Which is why it is important to realize that RFA is not just some random upstart bank hoping to hit it big.
RFA is 23% owned by Steven Joyce and his company Halycon.
Joyce’s name may sound familiar. He is the son of Tim Horton’s Founder Ron Joyce.
Halycon is a private investment company that has been largely funded from the Tim Horton’s windfall.
Joyce and Halcyon weren’t just passive participants in the merger. In fact, Joyce had stakes in both RFA and Artis prior to the merger.
The same can be said for the CEO of RFA, Ben Rodney. Rodney was CEO of RFA and he was the Chairman of the Board of Artis.
Clearly the big players involved here know what they are combining and they have a plan of how they want this to go down.
WHERE DOES THIS ALL LEAVE US?
When the merger closed RTA consolidated shares on a 3:1 basis. Artis shareholders received 31.7 million shares, RFA holders got 14.9 million.
RFA’s own book value was $270 million pre-acquisition. So on a per share basis, it was about $18 on a post-consolidation basis. The stock trades at $24 today, so a premium to book.
The operating performance before the merger is harder to read. RFA lost $29 million in 2025 after making $17 million the previous year.
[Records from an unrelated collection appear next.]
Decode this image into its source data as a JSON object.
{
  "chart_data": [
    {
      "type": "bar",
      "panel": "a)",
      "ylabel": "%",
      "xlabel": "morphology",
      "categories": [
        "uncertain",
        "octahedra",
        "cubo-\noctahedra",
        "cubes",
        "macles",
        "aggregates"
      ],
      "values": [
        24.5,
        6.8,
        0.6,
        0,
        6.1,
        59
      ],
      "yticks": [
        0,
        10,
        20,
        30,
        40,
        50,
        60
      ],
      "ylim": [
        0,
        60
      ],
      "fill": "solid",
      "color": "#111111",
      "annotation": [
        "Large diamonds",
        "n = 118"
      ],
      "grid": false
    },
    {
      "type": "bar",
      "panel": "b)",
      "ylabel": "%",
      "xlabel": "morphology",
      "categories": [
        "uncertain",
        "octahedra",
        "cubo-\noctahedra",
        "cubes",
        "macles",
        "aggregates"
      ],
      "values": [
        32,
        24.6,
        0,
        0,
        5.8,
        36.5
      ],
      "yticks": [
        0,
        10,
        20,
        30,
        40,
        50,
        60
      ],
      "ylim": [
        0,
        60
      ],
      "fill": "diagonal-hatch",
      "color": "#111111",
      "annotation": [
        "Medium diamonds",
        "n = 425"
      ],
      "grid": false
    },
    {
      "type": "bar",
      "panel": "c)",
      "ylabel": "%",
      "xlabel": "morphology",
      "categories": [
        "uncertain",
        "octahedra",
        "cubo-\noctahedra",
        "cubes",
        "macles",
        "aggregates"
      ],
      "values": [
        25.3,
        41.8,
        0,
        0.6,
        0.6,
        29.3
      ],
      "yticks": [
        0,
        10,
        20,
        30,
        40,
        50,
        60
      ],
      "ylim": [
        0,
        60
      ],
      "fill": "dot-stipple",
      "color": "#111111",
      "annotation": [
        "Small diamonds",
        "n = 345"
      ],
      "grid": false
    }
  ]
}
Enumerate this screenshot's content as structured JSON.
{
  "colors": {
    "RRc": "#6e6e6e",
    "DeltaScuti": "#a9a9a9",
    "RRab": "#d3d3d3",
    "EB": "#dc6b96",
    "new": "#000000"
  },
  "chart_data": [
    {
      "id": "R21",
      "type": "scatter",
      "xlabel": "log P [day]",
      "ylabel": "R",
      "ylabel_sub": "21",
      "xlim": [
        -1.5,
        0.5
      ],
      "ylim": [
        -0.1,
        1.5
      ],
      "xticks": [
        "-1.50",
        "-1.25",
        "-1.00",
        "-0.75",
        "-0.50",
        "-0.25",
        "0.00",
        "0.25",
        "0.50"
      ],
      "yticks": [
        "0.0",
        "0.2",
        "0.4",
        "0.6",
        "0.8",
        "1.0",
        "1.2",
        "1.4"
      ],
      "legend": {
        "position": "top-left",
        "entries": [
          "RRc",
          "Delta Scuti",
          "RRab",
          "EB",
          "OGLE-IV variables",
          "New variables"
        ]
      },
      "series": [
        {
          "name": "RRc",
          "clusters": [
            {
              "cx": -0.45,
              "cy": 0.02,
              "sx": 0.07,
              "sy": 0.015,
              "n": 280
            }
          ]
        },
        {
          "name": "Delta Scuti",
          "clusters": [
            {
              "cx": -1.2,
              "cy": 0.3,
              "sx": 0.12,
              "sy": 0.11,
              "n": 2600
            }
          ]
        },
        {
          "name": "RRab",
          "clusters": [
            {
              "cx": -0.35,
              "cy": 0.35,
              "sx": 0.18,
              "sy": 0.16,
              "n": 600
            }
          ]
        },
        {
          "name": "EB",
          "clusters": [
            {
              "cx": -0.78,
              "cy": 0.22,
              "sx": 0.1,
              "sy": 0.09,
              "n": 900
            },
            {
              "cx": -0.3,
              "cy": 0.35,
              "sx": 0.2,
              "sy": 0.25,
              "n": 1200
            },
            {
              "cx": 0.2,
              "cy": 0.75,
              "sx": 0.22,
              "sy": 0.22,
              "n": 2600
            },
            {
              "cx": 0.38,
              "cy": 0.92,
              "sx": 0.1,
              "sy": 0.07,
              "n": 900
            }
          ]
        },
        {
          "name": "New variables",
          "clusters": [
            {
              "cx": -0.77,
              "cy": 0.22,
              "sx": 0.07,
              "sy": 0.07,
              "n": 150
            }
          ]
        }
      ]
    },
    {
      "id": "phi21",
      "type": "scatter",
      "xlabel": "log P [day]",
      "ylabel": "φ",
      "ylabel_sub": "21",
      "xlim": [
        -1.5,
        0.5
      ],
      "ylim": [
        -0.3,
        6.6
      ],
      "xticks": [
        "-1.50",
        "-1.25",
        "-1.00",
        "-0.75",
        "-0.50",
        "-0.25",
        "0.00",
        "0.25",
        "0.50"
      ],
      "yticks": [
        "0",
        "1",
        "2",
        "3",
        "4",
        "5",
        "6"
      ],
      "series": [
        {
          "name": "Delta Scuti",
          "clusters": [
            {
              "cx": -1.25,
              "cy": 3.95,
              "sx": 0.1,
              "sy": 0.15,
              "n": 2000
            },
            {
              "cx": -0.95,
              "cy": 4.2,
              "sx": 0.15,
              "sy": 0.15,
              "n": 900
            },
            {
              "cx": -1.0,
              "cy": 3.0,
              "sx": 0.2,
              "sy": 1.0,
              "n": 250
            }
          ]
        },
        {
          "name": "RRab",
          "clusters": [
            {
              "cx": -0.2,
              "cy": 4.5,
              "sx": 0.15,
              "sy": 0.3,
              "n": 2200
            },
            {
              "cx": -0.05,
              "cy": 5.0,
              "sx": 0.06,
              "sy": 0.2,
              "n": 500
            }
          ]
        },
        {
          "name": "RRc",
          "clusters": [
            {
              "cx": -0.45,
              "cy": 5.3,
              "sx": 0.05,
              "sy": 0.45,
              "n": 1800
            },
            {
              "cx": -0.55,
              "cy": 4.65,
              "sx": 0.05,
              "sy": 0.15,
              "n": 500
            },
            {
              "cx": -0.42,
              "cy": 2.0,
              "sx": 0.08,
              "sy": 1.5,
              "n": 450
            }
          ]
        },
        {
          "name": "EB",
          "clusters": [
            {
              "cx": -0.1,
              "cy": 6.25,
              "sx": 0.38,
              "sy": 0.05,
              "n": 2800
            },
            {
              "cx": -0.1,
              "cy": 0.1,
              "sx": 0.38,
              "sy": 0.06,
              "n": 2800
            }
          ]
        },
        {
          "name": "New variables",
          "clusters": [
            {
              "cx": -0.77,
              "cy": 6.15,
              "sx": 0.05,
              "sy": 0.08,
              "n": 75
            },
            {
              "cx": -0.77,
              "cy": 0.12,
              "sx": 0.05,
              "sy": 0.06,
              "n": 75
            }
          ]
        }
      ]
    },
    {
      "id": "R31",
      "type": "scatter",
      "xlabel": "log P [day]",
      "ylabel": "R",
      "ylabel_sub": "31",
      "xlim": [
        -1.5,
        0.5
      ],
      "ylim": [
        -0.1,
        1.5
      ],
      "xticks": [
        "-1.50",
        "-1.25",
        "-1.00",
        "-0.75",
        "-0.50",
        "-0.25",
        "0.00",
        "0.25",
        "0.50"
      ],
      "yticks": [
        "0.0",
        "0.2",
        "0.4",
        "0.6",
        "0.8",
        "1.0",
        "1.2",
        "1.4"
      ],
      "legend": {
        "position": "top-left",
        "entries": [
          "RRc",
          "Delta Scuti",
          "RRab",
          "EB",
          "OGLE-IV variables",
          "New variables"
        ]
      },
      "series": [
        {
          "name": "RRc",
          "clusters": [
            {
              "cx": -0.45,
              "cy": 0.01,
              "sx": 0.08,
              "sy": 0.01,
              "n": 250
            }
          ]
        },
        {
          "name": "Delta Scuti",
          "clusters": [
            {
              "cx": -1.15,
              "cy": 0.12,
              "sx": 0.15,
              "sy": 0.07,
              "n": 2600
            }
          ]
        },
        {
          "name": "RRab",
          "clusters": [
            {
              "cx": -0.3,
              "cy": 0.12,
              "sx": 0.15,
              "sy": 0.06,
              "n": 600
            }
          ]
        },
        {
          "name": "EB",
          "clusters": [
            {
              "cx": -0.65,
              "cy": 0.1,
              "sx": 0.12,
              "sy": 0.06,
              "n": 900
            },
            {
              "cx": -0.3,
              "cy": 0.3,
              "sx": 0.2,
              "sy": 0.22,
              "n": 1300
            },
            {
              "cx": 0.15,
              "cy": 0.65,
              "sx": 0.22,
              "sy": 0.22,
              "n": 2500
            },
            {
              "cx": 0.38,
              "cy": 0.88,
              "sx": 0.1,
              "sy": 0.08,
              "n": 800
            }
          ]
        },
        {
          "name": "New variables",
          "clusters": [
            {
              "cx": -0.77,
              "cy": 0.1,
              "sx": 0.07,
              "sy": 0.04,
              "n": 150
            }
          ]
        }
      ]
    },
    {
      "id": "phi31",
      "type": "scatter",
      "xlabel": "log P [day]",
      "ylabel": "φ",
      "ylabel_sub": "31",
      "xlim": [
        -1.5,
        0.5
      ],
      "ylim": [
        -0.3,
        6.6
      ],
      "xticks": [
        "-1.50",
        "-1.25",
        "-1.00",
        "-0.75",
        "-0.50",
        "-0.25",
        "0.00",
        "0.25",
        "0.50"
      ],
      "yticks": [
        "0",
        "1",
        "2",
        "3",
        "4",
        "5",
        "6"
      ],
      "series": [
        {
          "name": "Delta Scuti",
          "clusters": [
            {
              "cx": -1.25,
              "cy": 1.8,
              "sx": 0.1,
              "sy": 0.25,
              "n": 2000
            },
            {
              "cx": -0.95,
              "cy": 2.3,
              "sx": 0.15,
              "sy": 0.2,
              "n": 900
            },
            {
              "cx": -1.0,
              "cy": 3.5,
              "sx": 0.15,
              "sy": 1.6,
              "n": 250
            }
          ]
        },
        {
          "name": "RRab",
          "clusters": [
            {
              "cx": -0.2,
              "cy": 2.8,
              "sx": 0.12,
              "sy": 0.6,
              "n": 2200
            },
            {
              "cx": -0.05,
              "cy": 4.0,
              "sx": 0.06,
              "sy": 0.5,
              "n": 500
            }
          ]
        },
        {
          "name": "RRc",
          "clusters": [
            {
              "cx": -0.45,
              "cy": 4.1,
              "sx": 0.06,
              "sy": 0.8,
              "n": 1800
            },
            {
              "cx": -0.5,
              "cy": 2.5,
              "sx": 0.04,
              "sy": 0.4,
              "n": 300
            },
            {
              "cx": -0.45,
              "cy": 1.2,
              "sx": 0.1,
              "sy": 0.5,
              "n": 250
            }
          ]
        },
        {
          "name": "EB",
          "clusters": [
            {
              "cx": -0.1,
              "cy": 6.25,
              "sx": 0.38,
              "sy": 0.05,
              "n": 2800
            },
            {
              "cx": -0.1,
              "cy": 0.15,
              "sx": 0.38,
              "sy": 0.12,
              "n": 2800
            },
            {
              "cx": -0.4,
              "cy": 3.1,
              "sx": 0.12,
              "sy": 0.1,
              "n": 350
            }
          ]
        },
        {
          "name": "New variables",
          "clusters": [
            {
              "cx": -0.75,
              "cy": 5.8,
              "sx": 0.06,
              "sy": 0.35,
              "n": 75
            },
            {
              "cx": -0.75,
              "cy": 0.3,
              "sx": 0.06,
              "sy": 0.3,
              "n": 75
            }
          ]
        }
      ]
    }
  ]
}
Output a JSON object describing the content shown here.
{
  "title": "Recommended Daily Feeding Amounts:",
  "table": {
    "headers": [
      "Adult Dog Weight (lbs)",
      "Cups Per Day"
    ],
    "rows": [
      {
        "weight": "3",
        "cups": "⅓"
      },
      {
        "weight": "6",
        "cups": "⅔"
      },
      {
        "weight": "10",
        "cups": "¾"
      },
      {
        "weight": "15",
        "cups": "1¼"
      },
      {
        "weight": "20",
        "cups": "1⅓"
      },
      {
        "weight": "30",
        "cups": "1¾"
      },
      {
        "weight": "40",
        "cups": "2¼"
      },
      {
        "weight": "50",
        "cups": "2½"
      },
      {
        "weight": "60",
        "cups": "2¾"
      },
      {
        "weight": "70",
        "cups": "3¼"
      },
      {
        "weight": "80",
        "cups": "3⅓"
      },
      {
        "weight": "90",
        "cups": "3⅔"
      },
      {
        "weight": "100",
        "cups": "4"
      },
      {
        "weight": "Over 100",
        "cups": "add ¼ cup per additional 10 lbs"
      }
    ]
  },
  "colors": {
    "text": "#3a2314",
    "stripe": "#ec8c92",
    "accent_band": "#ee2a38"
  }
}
They saw much higher operating expenses year-over-year even on essentially flat net revenue.
Drilling down on those expenses, the two big increases came from commissions and professional services.

Source: RFA Annual Report Statement
I don’t know why commissions were so much higher in 2025 when RFA’s loan originations were just up a bit from 2024. I also don’t know if the big increase in professional services were because of the Artis merger, or something else?
Again, because this is a newly public company via RTO, there isn’t a deep well of public disclosure to explain the swing.
What RFA has laid out is a plan for growth.

Source: RFA Business Combination Presentation
Their 3–5-year target of $8-$12 billion of lending assets is 3-5x more than today. Their goal of 40%-50% net income CAGR would exceed even the most aggressive banks out there.
Run the math on that ROE target. Combined equity of roughly $1.5 billion. A 13% ROE gets you to about $200 million of net income — or $4.30 per share. Against a stock price of just over $24, that’s a price-to-earnings multiple of less than 6x. On target numbers.
Below is a comparison of these pro-forma RFA numbers versus 2026 estimates from RBC of other Canadian banks.

Source: RBC Capital Markets
The comparison makes RFA look pretty darn cheap. The reason for the discount is simple. RFA has to realize the asset sales, raise enough deposits to finance them and make the loans before they can realize that ROE.
Each of those pieces is achievable. None of them is guaranteed. But if you believe management can execute — and the early evidence is encouraging — the stock at $24 is pricing in a lot of skepticism that may not be warranted.
Which could be a very good reason to own it here.